De verkiezingen van volgende maand worden „spannend en redelijk onvoorspelbaar”, denkt Smit. „Er zit verandering in de lucht. Besturen zal er niet gemakkelijker op worden.” Hij doelt op het „keurslijf” waar lagere overheden mee te maken hebben, wat volgens hem soms leidt tot „absurde” situaties. „We hebben alles zo goed dichtgeregeld dat er niets meer kan.” Hij riep de landelijke politiek daarom op lagere overheden te vertrouwen en meer bewegingsruimte te geven.

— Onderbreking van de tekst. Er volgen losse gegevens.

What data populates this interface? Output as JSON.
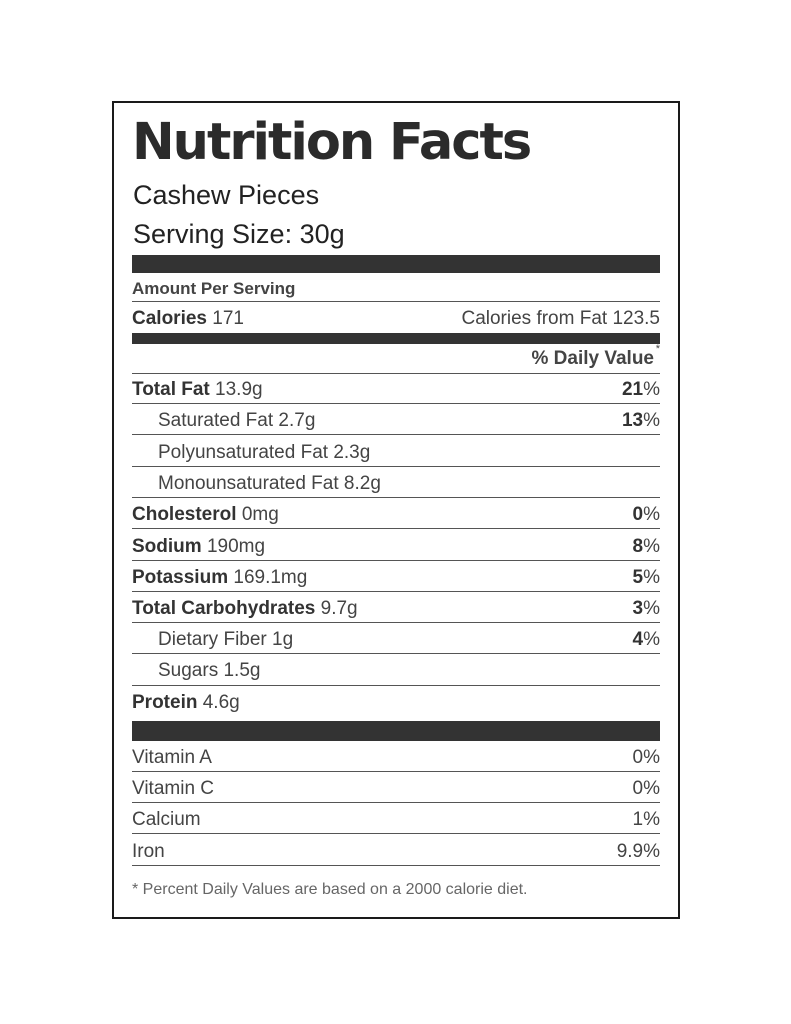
{
  "title": "Nutrition Facts",
  "product_name": "Cashew Pieces",
  "serving_size": "Serving Size: 30g",
  "amount_per_serving": "Amount Per Serving",
  "calories": {
    "label": "Calories",
    "value": "171",
    "from_fat": "Calories from Fat 123.5"
  },
  "daily_value_header": "% Daily Value",
  "asterisk": "*",
  "nutrients": [
    {
      "label": "Total Fat",
      "amount": "13.9g",
      "dv": "21",
      "pct": "%"
    },
    {
      "label": "Saturated Fat",
      "amount": "2.7g",
      "dv": "13",
      "pct": "%"
    },
    {
      "label": "Polyunsaturated Fat",
      "amount": "2.3g"
    },
    {
      "label": "Monounsaturated Fat",
      "amount": "8.2g"
    },
    {
      "label": "Cholesterol",
      "amount": "0mg",
      "dv": "0",
      "pct": "%"
    },
    {
      "label": "Sodium",
      "amount": "190mg",
      "dv": "8",
      "pct": "%"
    },
    {
      "label": "Potassium",
      "amount": "169.1mg",
      "dv": "5",
      "pct": "%"
    },
    {
      "label": "Total Carbohydrates",
      "amount": "9.7g",
      "dv": "3",
      "pct": "%"
    },
    {
      "label": "Dietary Fiber",
      "amount": "1g",
      "dv": "4",
      "pct": "%"
    },
    {
      "label": "Sugars",
      "amount": "1.5g"
    },
    {
      "label": "Protein",
      "amount": "4.6g"
    }
  ],
  "vitamins": [
    {
      "label": "Vitamin A",
      "value": "0%"
    },
    {
      "label": "Vitamin C",
      "value": "0%"
    },
    {
      "label": "Calcium",
      "value": "1%"
    },
    {
      "label": "Iron",
      "value": "9.9%"
    }
  ],
  "footnote": "* Percent Daily Values are based on a 2000 calorie diet."
}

Als positief voorbeeld gaf hij Porthos, het project voor CO2-opslag bij Rotterdam waarvoor de Raad van State toestemming gaf, ondanks de tijdelijke en beperkte toename van de stikstofuitstoot op de Natura 2000-gebieden in de buurt. „Soms moet je regels even oprekken om op langere termijn winst te boeken”, zei Smit daarover. Hij ging niet in op het ‘stikstoffonds’ van 24 miljard euro waarmee de provincies de komende jaren onder meer de kwaliteit van de natuur moeten verbeteren. Dat fonds heeft vooralsnog geen groen licht uit Den Haag gekregen.
Bij de formatie van een nieuw kabinet na de verkiezingen moeten het IPO, de Vereniging van Nederlandse Gemeenten (VNG) en de waterschappen vanaf het begin worden betrokken, bepleitte de IPO-voorzitter. „Er ligt enorm veel werk op ons te wachten, het tempo moet omhoog. Het is terecht dat de samenleving daarop zit te wachten.”
Demissionair minister van Binnenlandse Zaken Hugo de Jonge zou een toespraak houden in de Haagse Stadsschouwburg waar honderden Statenleden, gedeputeerden en andere betrokkenen het begin van het congres bijwonen. De bewindsman moest echter verstek laten gaan vanwege verplichtingen in de Eerste Kamer.